Lebih jauh, Margie menerangkan ada standar ukuran untuk buah. Ada standar tertentu untuk ekspor buah. Di Indonesia, standardisasi buah belum diterapkan secara disiplin.
“Ukuran L berdiameter 5 cm. Kalau musim buahnya kecil, ukuran L adalah 2 cm. Akhirnya yg terbentuk adalah buah Indonesia kecil-kecil,” tandas Margie.
“Kami infokan bahwa kami punya satu standar. Ketika buah ukuran L tidak ada, kami tidak akan mengirim buah ukuran L, adanya ukuran M.”
Belum lagi harga sertifikasi internasional yang mahal. Bukan masalah besar jika uang bisa menjadi solusi. Ada hal yang tak bisa diselesaikan dengan uang dan ini adalah tantangan bagi Margie dan petani mitra. Ini memerlukan kerja sama dan disiplin antara kedua belah pihak.

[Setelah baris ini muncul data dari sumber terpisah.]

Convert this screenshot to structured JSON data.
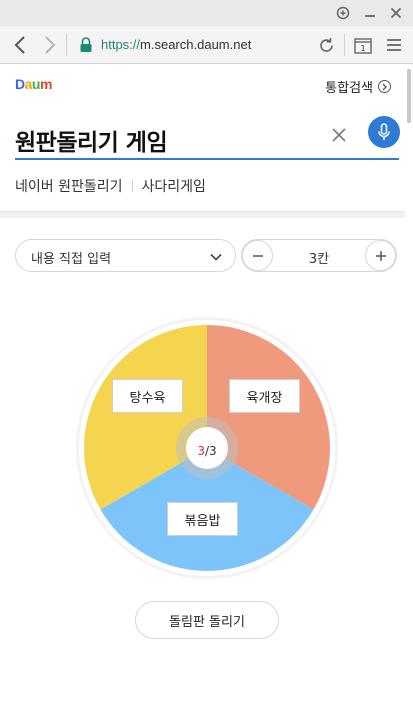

“Yang paling berat dari sertifikasi adalah administrasi. Ketika melakukan sertifikasi, salah satu prosesnya adalah melakukan perawatan sesuai SOP. Untuk membuktikan perawatan sesuai SOP, petani harus ke kebun setiap hari dan membuat catatan harian. Itu salah satu tantangan,” kata Margie.
“Ketika ada sertifikasi internasional dan semakin banyak permintaan, artinya kita punya standar yang diakui dan sesuai dengan yang mereka harapkan.”
Selain butuh kerja sama dan disiplin, pengawasan harus dilakukan agar konsisten dan memenuhi standar SOP. Terlebih, kebun tak hanya di satu tempat. Ada banyak petani di beberapa wilayah Indonesia yang menjadi mitra Java Fresh.
Untuk itu, diperlukan sosialisasi dan pendidikan agar petani paham pentingnya sertifikasi internasional. Jika petani tahu keuntungan sertifikasi bagi mereka, memenuhi SOP tak akan berat.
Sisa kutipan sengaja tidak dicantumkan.